Set and use of location are two of the most impressive parts of Green Room, unsurprisingly considering a sense of space is integral to how the dynamics of the film affect us. By the time everything kicks off we already have a perfect idea of how the gig-space is laid out, where we can be attacked from, and where our characters can go. In this sense, Green Room is a home invasion film; it sets up an apparent safe space then spends the rest of the film navigating the divide between the safe and dangerous, surprising us with new dangers that almost always revolve around invasion and who has the most information.
Patrick Stewart in a horror film is a dream come true, but maybe not in the way you want. Stewart’s comic vibe falls away, as does his reputation as one of the finest theatrical actors ever to grace the boards, instead Stewart plays it down, milking the softly spoken elements of a cut-throat business man. Much of that comes down to the fact Saulnier isn’t painting punks and skinheads as a consistent collective of racially charged people. In fact., Green Room is about how music and personality are totally different things, Saulnier is actively trying to separate fashion styles from music tastes and polemical discourses, pointing out that not all skinheads are racists and vice versa, which is a really productive message considering the usual stereotype. Oddly, Saulnier manages to humanize a large group of people who could otherwise have become evil caricatures by showing them first and foremost as functioning humans who use racism as a tool to create an “other”.

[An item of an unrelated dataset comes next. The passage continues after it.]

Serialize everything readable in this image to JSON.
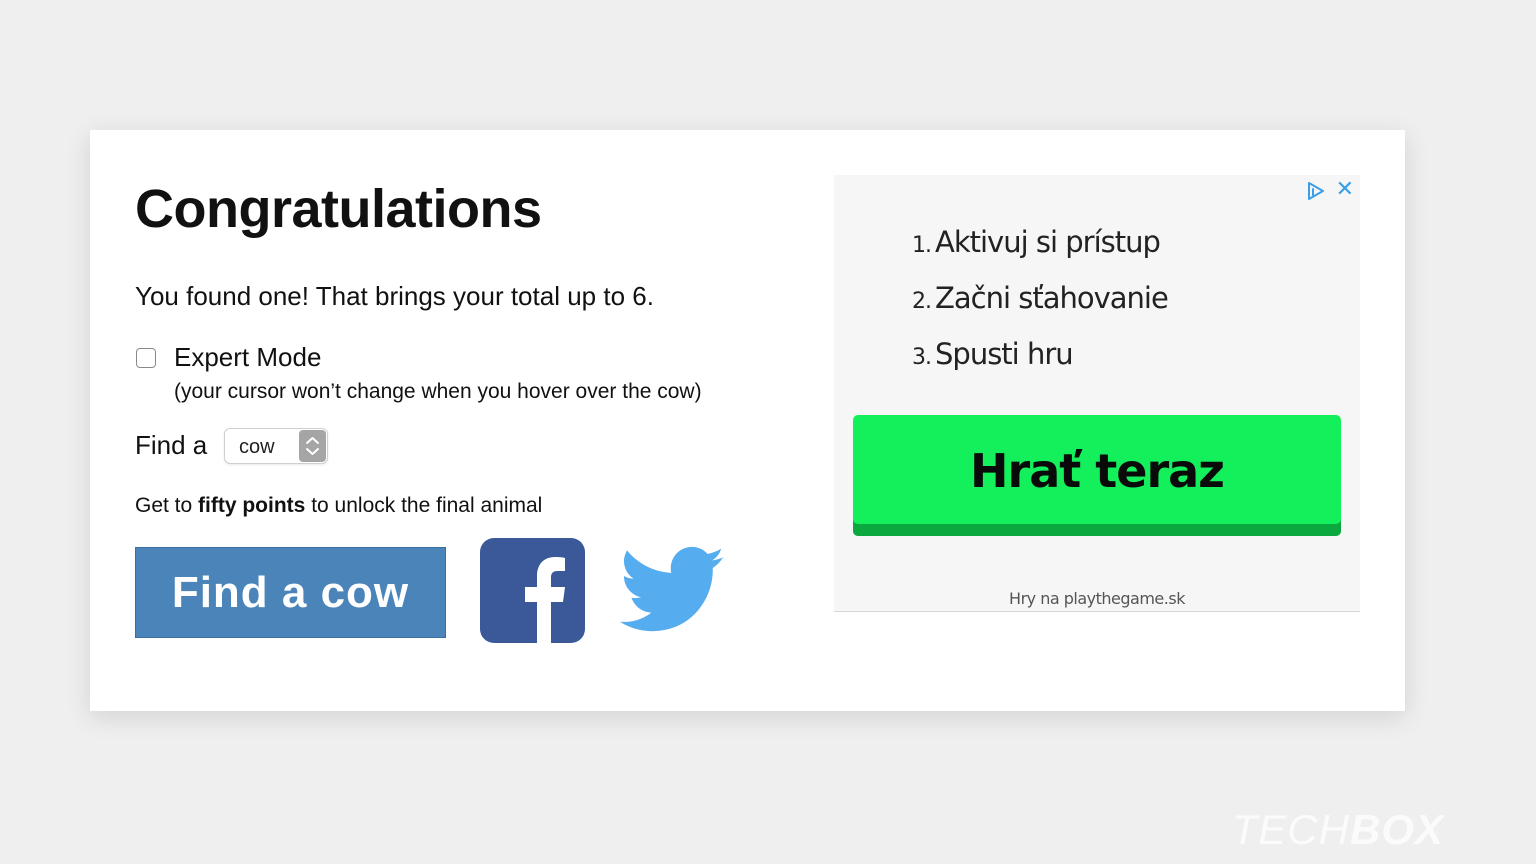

Much of that is down to the eclectic but massively impressive cast: up-coming stars like Anton Yelchin, Joe Cole, Callum Turner, and Imogen Poots make superb young leads. On the other hand genre regulars like Marc Webber (13 Sins, Antibirth), Eric Edelstein (Patchwork), Kai Lennox (Apartment 143), and Saulnier’s lucky charm Macon Blair, all lend suitably gravitas and humanity to a group of potentially one-dimensional baddies, particularly Blair. Though Green Room never quite feels as emotionally involving, or tense, as it should have, it does manage to execute some real nasty gore which wrangles audience reactions just the same. The quality of the action along with the speed with which Saulnier deploys it, and the dedication of the cast, are a perfect combo, instigating shock, amazement, and horror with various degrees of wincing.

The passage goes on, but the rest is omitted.